Les découvertes de cette étude contredisent l'étude précédente signale que les porcs indiqués ne sont pas sensibles aux infections par SARS-CoV-2. Dans les études entreprises plus tôt, l'ARN viral n'a pas été trouvé dans les écouvillons ou les prélèvements de tissu, et il n'y avait aucune séroconversion. Ceci peut se produire à cause des variations de l'isolat viral, de la dose infectieuse, de l'âge des animaux, ou de la race des porcs. Tous ces facteurs ont pu affecter des résultats d'étude. Elle vaut de noter que cette étude a employé une dose virale plus élevée de 10 fois pour l'inoculation expérimentale comparée à celle des études précédentes.
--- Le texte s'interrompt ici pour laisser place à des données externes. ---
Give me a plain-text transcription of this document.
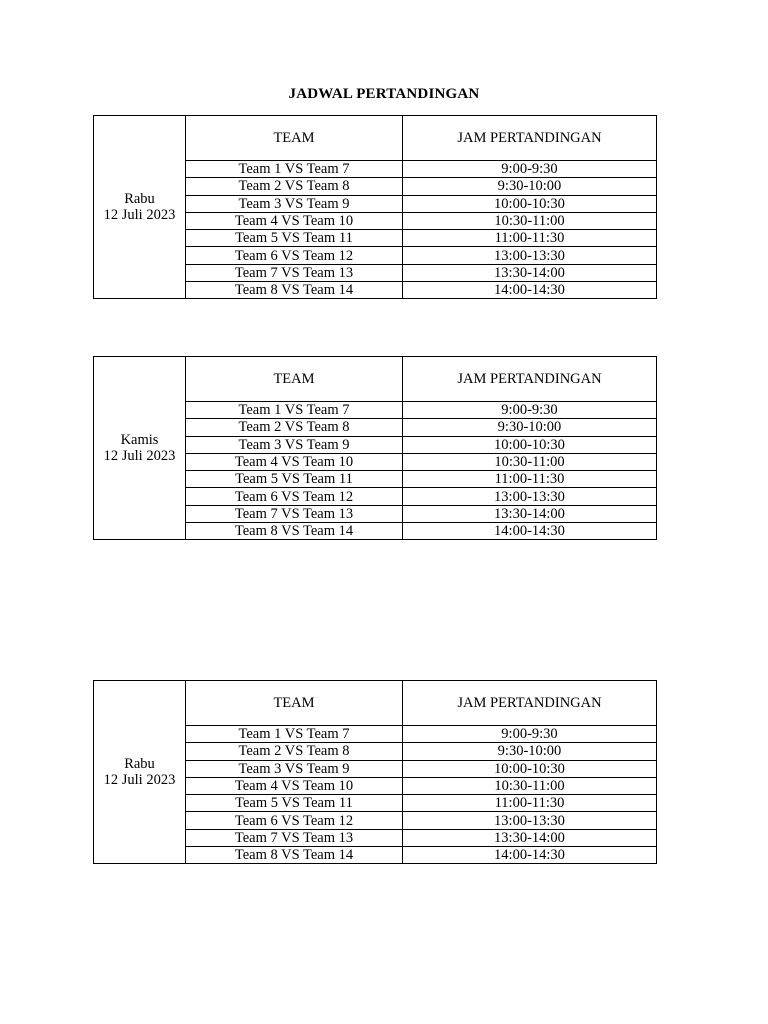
JADWAL PERTANDINGAN
Rabu
12 Juli 2023	TEAM	JAM PERTANDINGAN
	Team 1 VS Team 7	9:00-9:30
	Team 2 VS Team 8	9:30-10:00
	Team 3 VS Team 9	10:00-10:30
	Team 4 VS Team 10	10:30-11:00
	Team 5 VS Team 11	11:00-11:30
	Team 6 VS Team 12	13:00-13:30
	Team 7 VS Team 13	13:30-14:00
	Team 8 VS Team 14	14:00-14:30
Kamis
12 Juli 2023	TEAM	JAM PERTANDINGAN
	Team 1 VS Team 7	9:00-9:30
	Team 2 VS Team 8	9:30-10:00
	Team 3 VS Team 9	10:00-10:30
	Team 4 VS Team 10	10:30-11:00
	Team 5 VS Team 11	11:00-11:30
	Team 6 VS Team 12	13:00-13:30
	Team 7 VS Team 13	13:30-14:00
	Team 8 VS Team 14	14:00-14:30
Rabu
12 Juli 2023	TEAM	JAM PERTANDINGAN
	Team 1 VS Team 7	9:00-9:30
	Team 2 VS Team 8	9:30-10:00
	Team 3 VS Team 9	10:00-10:30
	Team 4 VS Team 10	10:30-11:00
	Team 5 VS Team 11	11:00-11:30
	Team 6 VS Team 12	13:00-13:30
	Team 7 VS Team 13	13:30-14:00
	Team 8 VS Team 14	14:00-14:30
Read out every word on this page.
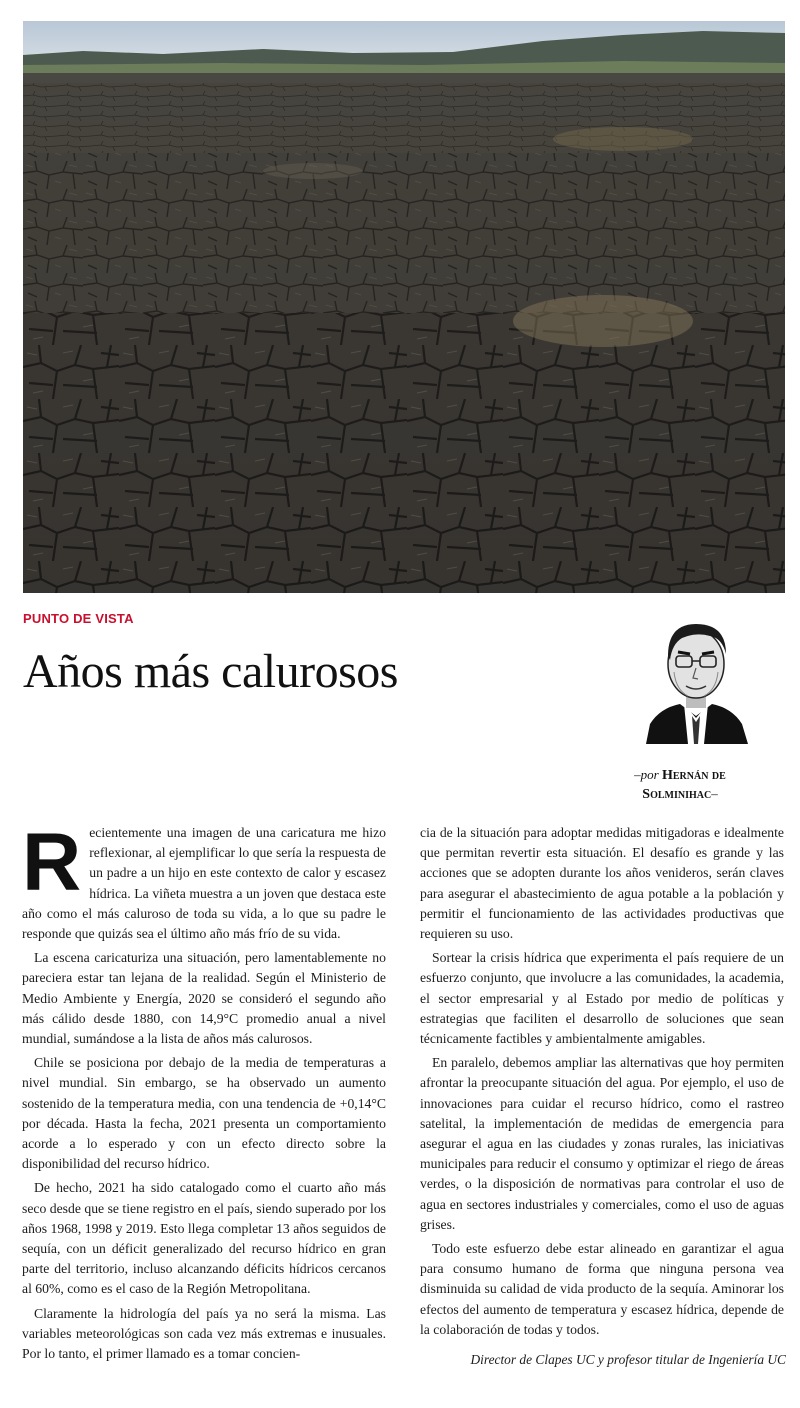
PUNTO DE VISTA
Años más calurosos
–por Hernán de Solminihac–

Recientemente una imagen de una caricatura me hizo reflexionar, al ejemplificar lo que sería la respuesta de un padre a un hijo en este contexto de calor y escasez hídrica. La viñeta muestra a un joven que destaca este año como el más caluroso de toda su vida, a lo que su padre le responde que quizás sea el último año más frío de su vida.

La escena caricaturiza una situación, pero lamentablemente no pareciera estar tan lejana de la realidad. Según el Ministerio de Medio Ambiente y Energía, 2020 se consideró el segundo año más cálido desde 1880, con 14,9°C promedio anual a nivel mundial, sumándose a la lista de años más calurosos.

Chile se posiciona por debajo de la media de temperaturas a nivel mundial. Sin embargo, se ha observado un aumento sostenido de la temperatura media, con una tendencia de +0,14°C por década. Hasta la fecha, 2021 presenta un comportamiento acorde a lo esperado y con un efecto directo sobre la disponibilidad del recurso hídrico.

De hecho, 2021 ha sido catalogado como el cuarto año más seco desde que se tiene registro en el país, siendo superado por los años 1968, 1998 y 2019. Esto llega completar 13 años seguidos de sequía, con un déficit generalizado del recurso hídrico en gran parte del territorio, incluso alcanzando déficits hídricos cercanos al 60%, como es el caso de la Región Metropolitana.

Claramente la hidrología del país ya no será la misma. Las variables meteorológicas son cada vez más extremas e inusuales. Por lo tanto, el primer llamado es a tomar concien-

cia de la situación para adoptar medidas mitigadoras e idealmente que permitan revertir esta situación. El desafío es grande y las acciones que se adopten durante los años venideros, serán claves para asegurar el abastecimiento de agua potable a la población y permitir el funcionamiento de las actividades productivas que requieren su uso.

Sortear la crisis hídrica que experimenta el país requiere de un esfuerzo conjunto, que involucre a las comunidades, la academia, el sector empresarial y al Estado por medio de políticas y estrategias que faciliten el desarrollo de soluciones que sean técnicamente factibles y ambientalmente amigables.

En paralelo, debemos ampliar las alternativas que hoy permiten afrontar la preocupante situación del agua. Por ejemplo, el uso de innovaciones para cuidar el recurso hídrico, como el rastreo satelital, la implementación de medidas de emergencia para asegurar el agua en las ciudades y zonas rurales, las iniciativas municipales para reducir el consumo y optimizar el riego de áreas verdes, o la disposición de normativas para controlar el uso de agua en sectores industriales y comerciales, como el uso de aguas grises.

Todo este esfuerzo debe estar alineado en garantizar el agua para consumo humano de forma que ninguna persona vea disminuida su calidad de vida producto de la sequía. Aminorar los efectos del aumento de temperatura y escasez hídrica, depende de la colaboración de todas y todos.

Director de Clapes UC y profesor titular de Ingeniería UC
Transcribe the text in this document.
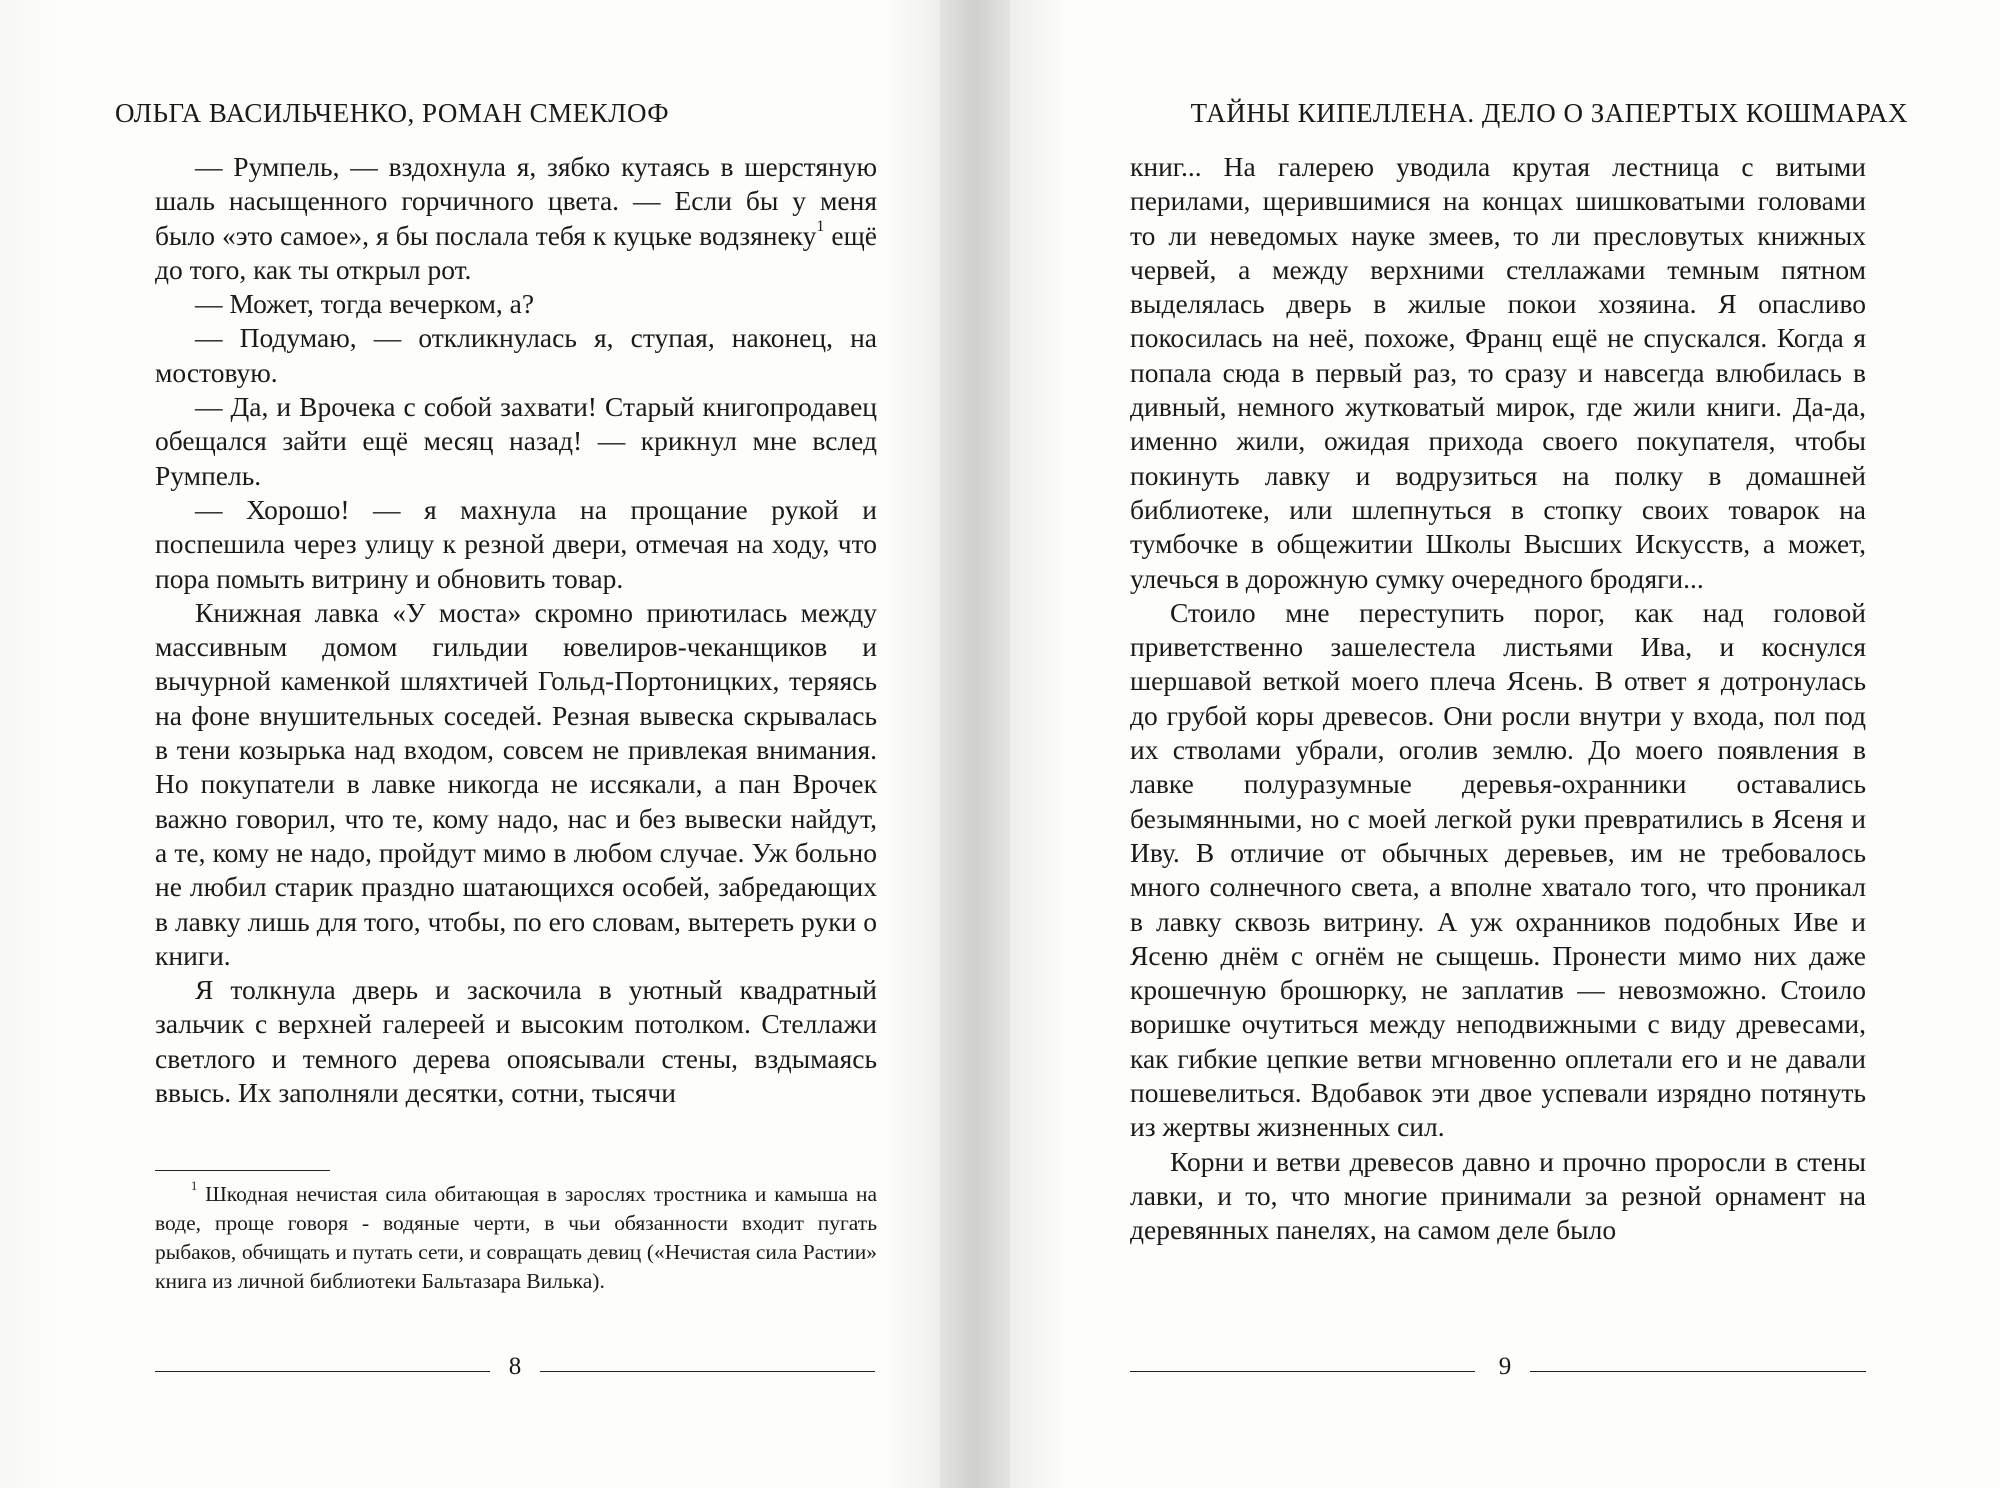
ОЛЬГА ВАСИЛЬЧЕНКО, РОМАН СМЕКЛОФ

— Румпель, — вздохнула я, зябко кутаясь в шерстяную шаль насыщенного горчичного цвета. — Если бы у меня было «это самое», я бы послала тебя к куцьке водзянеку$^1$ ещё до того, как ты открыл рот.

— Может, тогда вечерком, а?

— Подумаю, — откликнулась я, ступая, наконец, на мостовую.

— Да, и Врочека с собой захвати! Старый книгопродавец обещался зайти ещё месяц назад! — крикнул мне вслед Румпель.

— Хорошо! — я махнула на прощание рукой и поспешила через улицу к резной двери, отмечая на ходу, что пора помыть витрину и обновить товар.

Книжная лавка «У моста» скромно приютилась между массивным домом гильдии ювелиров-чеканщиков и вычурной каменкой шляхтичей Гольд-Портоницких, теряясь на фоне внушительных соседей. Резная вывеска скрывалась в тени козырька над входом, совсем не привлекая внимания. Но покупатели в лавке никогда не иссякали, а пан Врочек важно говорил, что те, кому надо, нас и без вывески найдут, а те, кому не надо, пройдут мимо в любом случае. Уж больно не любил старик праздно шатающихся особей, забредающих в лавку лишь для того, чтобы, по его словам, вытереть руки о книги.

Я толкнула дверь и заскочила в уютный квадратный зальчик с верхней галереей и высоким потолком. Стеллажи светлого и темного дерева опоясывали стены, вздымаясь ввысь. Их заполняли десятки, сотни, тысячи

$^1$ Шкодная нечистая сила обитающая в зарослях тростника и камыша на воде, проще говоря - водяные черти, в чьи обязанности входит пугать рыбаков, обчищать и путать сети, и совращать девиц («Нечистая сила Растии» книга из личной библиотеки Бальтазара Вилька).

8
ТАЙНЫ КИПЕЛЛЕНА. ДЕЛО О ЗАПЕРТЫХ КОШМАРАХ

книг... На галерею уводила крутая лестница с витыми перилами, щерившимися на концах шишковатыми головами то ли неведомых науке змеев, то ли пресловутых книжных червей, а между верхними стеллажами темным пятном выделялась дверь в жилые покои хозяина. Я опасливо покосилась на неё, похоже, Франц ещё не спускался. Когда я попала сюда в первый раз, то сразу и навсегда влюбилась в дивный, немного жутковатый мирок, где жили книги. Да-да, именно жили, ожидая прихода своего покупателя, чтобы покинуть лавку и водрузиться на полку в домашней библиотеке, или шлепнуться в стопку своих товарок на тумбочке в общежитии Школы Высших Искусств, а может, улечься в дорожную сумку очередного бродяги...

Стоило мне переступить порог, как над головой приветственно зашелестела листьями Ива, и коснулся шершавой веткой моего плеча Ясень. В ответ я дотронулась до грубой коры древесов. Они росли внутри у входа, пол под их стволами убрали, оголив землю. До моего появления в лавке полуразумные деревья-охранники оставались безымянными, но с моей легкой руки превратились в Ясеня и Иву. В отличие от обычных деревьев, им не требовалось много солнечного света, а вполне хватало того, что проникал в лавку сквозь витрину. А уж охранников подобных Иве и Ясеню днём с огнём не сыщешь. Пронести мимо них даже крошечную брошюрку, не заплатив — невозможно. Стоило воришке очутиться между неподвижными с виду древесами, как гибкие цепкие ветви мгновенно оплетали его и не давали пошевелиться. Вдобавок эти двое успевали изрядно потянуть из жертвы жизненных сил.

Корни и ветви древесов давно и прочно проросли в стены лавки, и то, что многие принимали за резной орнамент на деревянных панелях, на самом деле было

9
Toutes ces découvertes mettent l'accent sur le besoin des enquêtes postérieures dans la susceptibilité de la substance de bétail domestique d'évaluer les rôles qu'elles jouent et les risques elles posent dans la propagation de la maladie.

« En conclusion, nous mettons l'accent sur qu'aucun cas de bétail domestique n'a été documenté jusqu'à présent par l'infection naturelle ; cependant, les résultats de cette étude supportent des enquêtes postérieures dans le rôle que les animaux peuvent jouer dans la maintenance et l'écart de SARS-CoV-2. »

Avis *Important

le bioRxiv publie les états scientifiques préliminaires qui pair-ne sont pas observés et ne devraient pas, en conséquence, être considérés comme concluants, guident la pratique clinique/comportement relatif à la santé, ou traité en tant qu'information déterminée.

Journal reference:
  • Susceptibility of domestic swine to experimental infection with SARS-CoV-2 Brad S. Pickering, Greg Smith, Mathieu M. Pinette, Carissa Embury-Hyatt, Estella Moffat, Peter Marszal, Charles E. Lewis bioRxiv 2020.09.10.288548; doi: https://doi.org/10.1101/2020.09.10.288548
Susha Cheriyedath

Written by

Susha Cheriyedath

Susha has a Bachelor of Science (B.Sc.) degree in Chemistry and Master of Science (M.Sc) degree in Biochemistry from the University of Calicut, India. She always had a keen interest in medical and health science. As part of her masters degree, she specialized in Biochemistry, with an emphasis on Microbiology, Physiology, Biotechnology, and Nutrition. In her spare time, she loves to cook up a storm in the kitchen with her super-messy baking experiments.